Microwaving food doesn’t exactly do much to keep food appetizing. To make up for it, manufacturers have to add some pretty unnatural ingredients (11). The average frozen dinner contains more sodium, fat, and preservatives than one person should consume in a day. Anything with a sauce – even gravy – is bound to be full of glucose-raising carbs (12).
4. Soft Drinks
There are few food or drink items that contain as much sugar in as small of a package as soda (13 ). It’s basically liquid sugar with an average of around 39 grams in a single 12 oz can (14). Considering that the American Heart Association (AHA) recommends no more than 38 grams per day for an adult male, it’s bad news all around.
Studies show that drinking two of these sugar bombs a day doubles your risk of diabetes (15). Thinking of switching to diet? The same study found that drinking diet soda didn’t make a difference in risk levels. The artificial sweeteners in diet soda products are just as bad for you in the long run (13 ).
It is important to note that the correlation with diet soda and diabetes is not the same as causation (16). Switching to diet soda is a great way to reduce your sugar intake while you work to quit your soft drink habit. It is NOT a pass for you to increase your sugar intake through other sweet products – which is what researchers found most people were doing.
If you cant give up soda right away, then switch to diet in the short term ONLY. Drink naturally flavored carbonated beverages (think La Croix) or add a squeeze of lemon juice or FDA-approved essential oils to your water. Better yet:
5. Commercial Fruit Juice
In its whole form, fruit still contains sugar – but it also contains fiber (19). Fiber lowers your body’s glycemic response by slowing digestion, as well as keeping you full. Juicing removes the fiber, leaving you with nicely-flavored sugar water. Commercial fruit juices take this one step further and actually ADD sugar to make the juice sweeter! Subsequently, research studies now confirm that regular consumption of fruit juice increases your risk of type 2 diabetes (20).

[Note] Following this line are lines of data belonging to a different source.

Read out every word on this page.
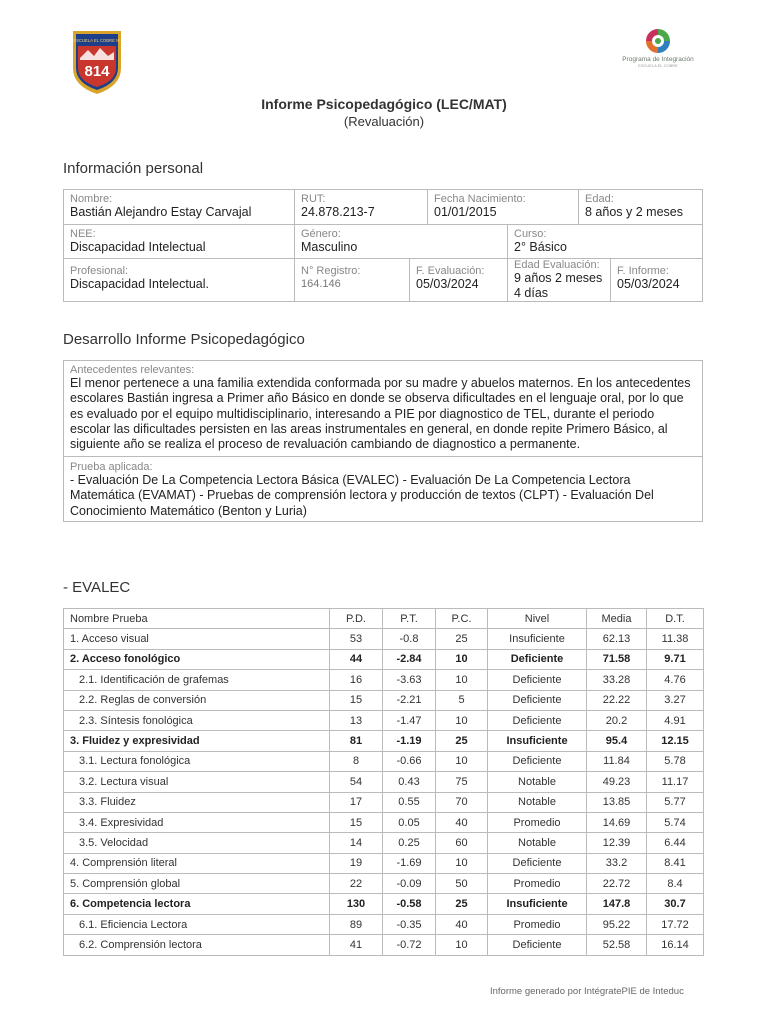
ESCUELA EL COBRE Nº
814
Programa de Integración
ESCUELA EL COBRE
Informe Psicopedagógico (LEC/MAT)
(Revaluación)
Información personal
Nombre:
Bastián Alejandro Estay Carvajal
RUT:
24.878.213-7
Fecha Nacimiento:
01/01/2015
Edad:
8 años y 2 meses
NEE:
Discapacidad Intelectual
Género:
Masculino
Curso:
2° Básico
Profesional:
Discapacidad Intelectual.
N° Registro:
164.146
F. Evaluación:
05/03/2024
Edad Evaluación:
9 años 2 meses 4 días
F. Informe:
05/03/2024
Desarrollo Informe Psicopedagógico
Antecedentes relevantes:
El menor pertenece a una familia extendida conformada por su madre y abuelos maternos. En los antecedentes escolares Bastián ingresa a Primer año Básico en donde se observa dificultades en el lenguaje oral, por lo que es evaluado por el equipo multidisciplinario, interesando a PIE por diagnostico de TEL, durante el periodo escolar las dificultades persisten en las areas instrumentales en general, en donde repite Primero Básico, al siguiente año se realiza el proceso de revaluación cambiando de diagnostico a permanente.
Prueba aplicada:
- Evaluación De La Competencia Lectora Básica (EVALEC) - Evaluación De La Competencia Lectora Matemática (EVAMAT) - Pruebas de comprensión lectora y producción de textos (CLPT) - Evaluación Del Conocimiento Matemático (Benton y Luria)
- EVALEC
Nombre Prueba	P.D.	P.T.	P.C.	Nivel	Media	D.T.
1. Acceso visual	53	-0.8	25	Insuficiente	62.13	11.38
2. Acceso fonológico	44	-2.84	10	Deficiente	71.58	9.71
2.1. Identificación de grafemas	16	-3.63	10	Deficiente	33.28	4.76
2.2. Reglas de conversión	15	-2.21	5	Deficiente	22.22	3.27
2.3. Síntesis fonológica	13	-1.47	10	Deficiente	20.2	4.91
3. Fluidez y expresividad	81	-1.19	25	Insuficiente	95.4	12.15
3.1. Lectura fonológica	8	-0.66	10	Deficiente	11.84	5.78
3.2. Lectura visual	54	0.43	75	Notable	49.23	11.17
3.3. Fluidez	17	0.55	70	Notable	13.85	5.77
3.4. Expresividad	15	0.05	40	Promedio	14.69	5.74
3.5. Velocidad	14	0.25	60	Notable	12.39	6.44
4. Comprensión literal	19	-1.69	10	Deficiente	33.2	8.41
5. Comprensión global	22	-0.09	50	Promedio	22.72	8.4
6. Competencia lectora	130	-0.58	25	Insuficiente	147.8	30.7
6.1. Eficiencia Lectora	89	-0.35	40	Promedio	95.22	17.72
6.2. Comprensión lectora	41	-0.72	10	Deficiente	52.58	16.14
Informe generado por IntégratePIE de Inteduc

Homemade fruit juice is just slightly better: the fiber is still gone, but there’s no added sugar (unless you add it yourself). The good news is that eating whole fruit is associated with a lower risk of diabetes. Whole fruit are loaded with micronutrients, antioxidants, and vitamins, in addition to the fiber (21 ).
If you’re not in the mood to munch on whole fruit, then give smoothies a go (22). You’ll keep the fiber, and there are endless, delicious combinations to come up with (23 ). To really keep your glycemic index low, add some more fiber to your smoothies with some flaxseed, chia seeds, or spinach.